Don't Be Grotty, Be Writing

I had a grotty week a couple of weeks ago. There was all this stuff about e-publishing flying around and a lot of people were telling me either about authors who weren't having their contracts renewed, or about publishing people being sacked, or about the big name authors signing contracts for squillions, or about the market moving into historicals! crime! historical crime!

I read it all - every contradictory blog, every triumphant/despondant Tweet, every forum posting. I chatted to other writers who were hopeful/elated/suicidal. And it was the end of term and I was tired so ended up being confused and a bit hot and bothered about what I was doing. Or rather, what I wasn't doing.

Because while I was reading and blogging and Tweeting and posting on Facebook and chatting to writers and readers on line and in person, I sort of forgot what it is I actually do. Which is write.

The Internet is a wonderful thing, but it's easy for me to get overwhelmed by all the information out there. Perhaps other people handle it better, but there's so much going on I find it hard to draw a line between what is interesting to know and what I need to know. It's interesting to know about new developments and news (good and bad) in publishing, but do I really need to know them?

Or, to put it another way, do I need to know them more than I need to finish my novel? Umm....

So my message to myself is the title of this post: Don't be grotty, be writing.


Jim Murdoch said...

I don’t write for a living but I still think of myself as a writer and although I console/excuse myself by maintaining that I am a gestator the simple fact is that if I allowed it I could keep busy all day long pottering around the peripherals, to coin a phrase, all the things connected with being a writer that don’t actually involve any real writing.

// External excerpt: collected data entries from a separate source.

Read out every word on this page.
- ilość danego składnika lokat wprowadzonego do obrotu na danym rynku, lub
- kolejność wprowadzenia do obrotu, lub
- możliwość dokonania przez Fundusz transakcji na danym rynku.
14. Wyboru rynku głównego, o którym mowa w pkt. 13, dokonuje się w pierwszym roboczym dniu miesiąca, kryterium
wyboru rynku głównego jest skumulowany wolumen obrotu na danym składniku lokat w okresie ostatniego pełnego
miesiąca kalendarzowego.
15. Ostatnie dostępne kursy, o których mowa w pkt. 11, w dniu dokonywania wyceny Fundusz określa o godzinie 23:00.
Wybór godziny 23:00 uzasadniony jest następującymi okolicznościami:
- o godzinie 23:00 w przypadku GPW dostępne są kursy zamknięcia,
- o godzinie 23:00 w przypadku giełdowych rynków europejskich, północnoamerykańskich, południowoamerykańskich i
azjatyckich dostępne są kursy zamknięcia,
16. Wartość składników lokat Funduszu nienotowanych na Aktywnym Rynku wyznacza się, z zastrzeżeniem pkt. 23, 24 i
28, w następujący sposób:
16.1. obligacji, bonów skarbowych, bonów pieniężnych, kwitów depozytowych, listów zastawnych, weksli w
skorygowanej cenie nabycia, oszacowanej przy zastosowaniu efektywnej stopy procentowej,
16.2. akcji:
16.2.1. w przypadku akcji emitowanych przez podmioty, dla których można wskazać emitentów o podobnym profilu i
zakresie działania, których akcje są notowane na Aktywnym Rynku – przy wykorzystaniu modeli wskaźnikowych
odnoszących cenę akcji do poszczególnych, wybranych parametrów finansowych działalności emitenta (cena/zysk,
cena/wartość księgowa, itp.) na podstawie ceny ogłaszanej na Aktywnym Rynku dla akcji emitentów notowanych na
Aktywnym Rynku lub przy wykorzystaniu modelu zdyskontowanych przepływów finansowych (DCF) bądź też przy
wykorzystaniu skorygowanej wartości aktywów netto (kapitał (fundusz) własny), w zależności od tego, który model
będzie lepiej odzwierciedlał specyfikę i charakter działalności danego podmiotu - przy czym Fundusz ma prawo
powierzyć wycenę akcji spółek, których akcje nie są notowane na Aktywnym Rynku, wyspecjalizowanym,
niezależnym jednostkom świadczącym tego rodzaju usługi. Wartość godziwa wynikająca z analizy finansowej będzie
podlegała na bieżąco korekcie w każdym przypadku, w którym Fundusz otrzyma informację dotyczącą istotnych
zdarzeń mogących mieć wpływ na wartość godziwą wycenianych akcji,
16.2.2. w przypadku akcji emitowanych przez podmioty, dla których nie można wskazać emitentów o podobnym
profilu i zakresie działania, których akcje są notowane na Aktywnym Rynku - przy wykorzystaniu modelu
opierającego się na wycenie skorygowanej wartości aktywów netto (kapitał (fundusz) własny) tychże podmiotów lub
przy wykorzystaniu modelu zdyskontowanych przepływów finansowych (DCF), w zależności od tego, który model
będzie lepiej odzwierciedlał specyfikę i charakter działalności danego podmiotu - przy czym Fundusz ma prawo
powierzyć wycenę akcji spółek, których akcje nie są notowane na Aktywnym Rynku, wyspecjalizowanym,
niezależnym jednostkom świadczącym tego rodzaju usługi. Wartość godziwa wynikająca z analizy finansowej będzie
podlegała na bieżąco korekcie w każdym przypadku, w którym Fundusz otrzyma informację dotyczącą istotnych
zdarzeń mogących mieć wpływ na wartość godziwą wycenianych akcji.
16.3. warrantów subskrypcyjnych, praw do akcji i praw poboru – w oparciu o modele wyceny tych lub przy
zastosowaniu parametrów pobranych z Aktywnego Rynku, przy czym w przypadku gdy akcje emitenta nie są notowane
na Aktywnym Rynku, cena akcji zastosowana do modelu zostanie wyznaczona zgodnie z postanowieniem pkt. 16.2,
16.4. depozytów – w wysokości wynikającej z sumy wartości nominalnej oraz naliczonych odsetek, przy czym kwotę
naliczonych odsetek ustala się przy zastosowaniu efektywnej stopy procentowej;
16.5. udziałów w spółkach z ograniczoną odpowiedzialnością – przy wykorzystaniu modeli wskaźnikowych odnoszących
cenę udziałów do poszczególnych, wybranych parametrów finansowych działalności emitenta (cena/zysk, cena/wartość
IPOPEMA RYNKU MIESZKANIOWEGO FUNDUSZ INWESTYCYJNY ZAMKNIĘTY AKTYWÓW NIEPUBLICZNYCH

I stayed away from Facebook for three years and then a friend persuaded me to take a more active role which I did and after the first day I slunk into a blue funk and stayed there for days. It’s oppressive, this constant drip, drip, drip of information, like some virtual Chinese water torture: drip, drip, drip. And the same goes for all the blogs I subscribe to. There is no way I could read all of them. I scan them all and leave a few to read which I try and make some kind of sensible comment on but even a few lines like I’m writing just now can waste fifteen minutes easily. We can’t do everything. We can’t be everything to everyone. People will suck us dry without even realising they’re doing it if we let them. I think the worst thing we can be is nice. Being nice is crippling because if we’re not nice when it’s our nature to be nice then we get hamstrung by guilt: damned if we do and damned if we don’t. So far I’ve managed to stay clear of Twitter; I subscribe to my daughter’s feeds but that’s it.

Julia Broadbooks said...

Time spent on the internet can quickly spiral out of control, especially when some important seeming event occurs. Good for you for reminding us of what really matters.

Sarah Duncan said...

Pottering round the peripherals - you've got a nice turn of phrase Jim, have you ever thought of being a writer?

I've bought an egg timer to try to limit my internet browsing time. I haven't yet remembered to switch it on, but the intent is there.

Carey said...

I'm so glad it's not just me. I got rid of telly years ago because of its life-sapping qualities and recently deleted my Twitter account because of the same. I've recently started leaving the router switched off until evening. Result? My depression has eased, I'm getting things done, and I've rediscovered the local library. And I'm picking up an early tan due to writing in a sunny garden with a good old fashioned pencil and paper. :o)

Sarah Duncan said...

Let's hope the summer stays good so we can all perfect our tans - and the writing, of course.